# Tarantula Sellers?



## Tom (May 17, 2018)

Anyone have a good source for tarantulas? Someone you've dealt with before and are happy with?

I'm having trouble finding a good source and I hate having to cold call people I don't know.


----------



## KarenSoCal (May 17, 2018)

Tom said:


> Anyone have a good source for tarantulas? Someone you've dealt with before and are happy with?
> 
> I'm having trouble finding a good source and I hate having to cold call people I don't know.


Oh my gosh! I have to know...why do you want tarantulas?


----------



## Grandpa Turtle 144 (May 17, 2018)

Tom 
Come to AZ ! I have a state full of tarantulas . In the spring the males are out looking for females . [emoji217]


----------



## Tom (May 18, 2018)

KarenSoCal said:


> Oh my gosh! I have to know...why do you want tarantulas?

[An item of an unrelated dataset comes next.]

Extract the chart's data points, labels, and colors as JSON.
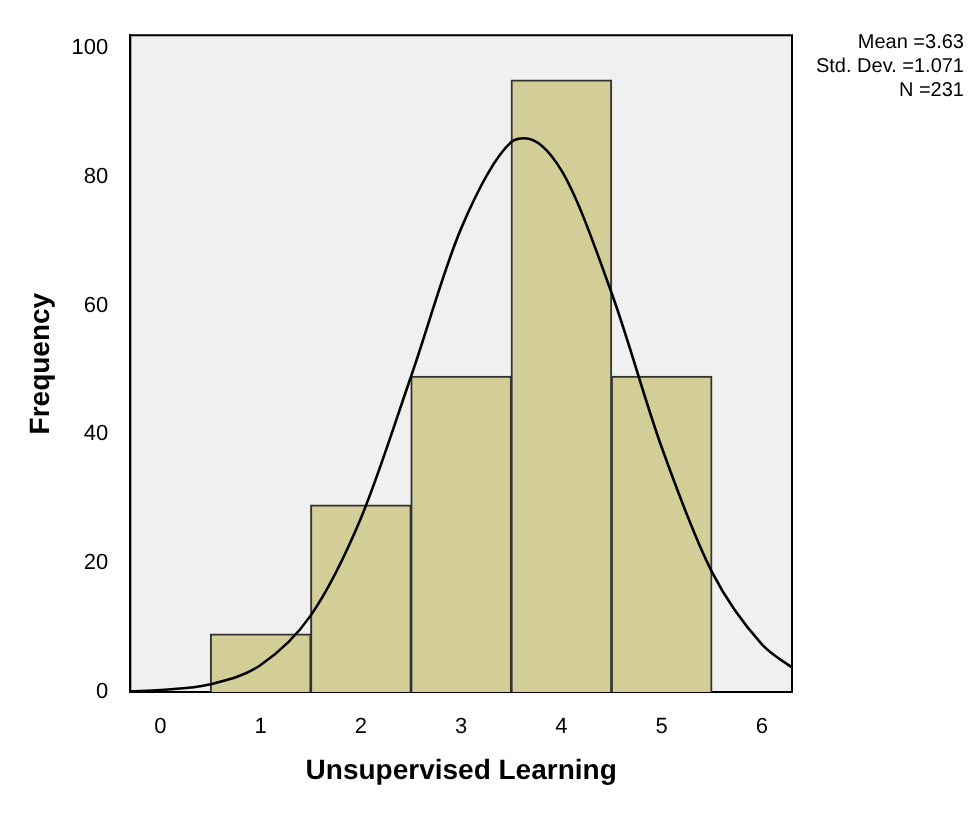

Who doesn't love giant spiders?


----------



## Tom (May 18, 2018)

Grandpa Turtle 144 said:


> Tom
> Come to AZ ! I have a state full of tarantulas . In the spring the males are out looking for females . [emoji217]


Same story here, but I'm looking for different species, legal species, and CB.


----------



## Grandpa Turtle 144 (May 18, 2018)

Tom 
You cannt blame me for trying to get you to come to AZ ! Have a great day !


----------



## Yvonne G (May 18, 2018)

Tom said:


> Anyone have a good source for tarantulas? Someone you've dealt with before and are happy with?
> 
> I'm having trouble finding a good source and I hate having to cold call people I don't know.


I'm a moderator on all of Josh's forums, and I occasionally read the posts. I've been following the tarantula forum, and there are some pretty knowledgeable folks over there. Join up and do a little reading. tarantulaforum.com


----------



## NorCal tortoise guy (May 18, 2018)

In the past I have had good luck with ken the bug guy 
http://www.kenthebugguy.com/


----------



## Tom (May 18, 2018)

Yvonne G said:


> I'm a moderator on all of Josh's forums, and I occasionally read the posts. I've been following the tarantula forum, and there are some pretty knowledgeable folks over there. Join up and do a little reading. tarantulaforum.com


What a fantastic idea. Don't know why I didn't remember that Josh had all of those other forums. Thank you Yvonne.


----------



## Tom (May 18, 2018)

NorCal tortoise guy said:


> In the past I have had good luck with ken the bug guy
> http://www.kenthebugguy.com/


Thank you.


----------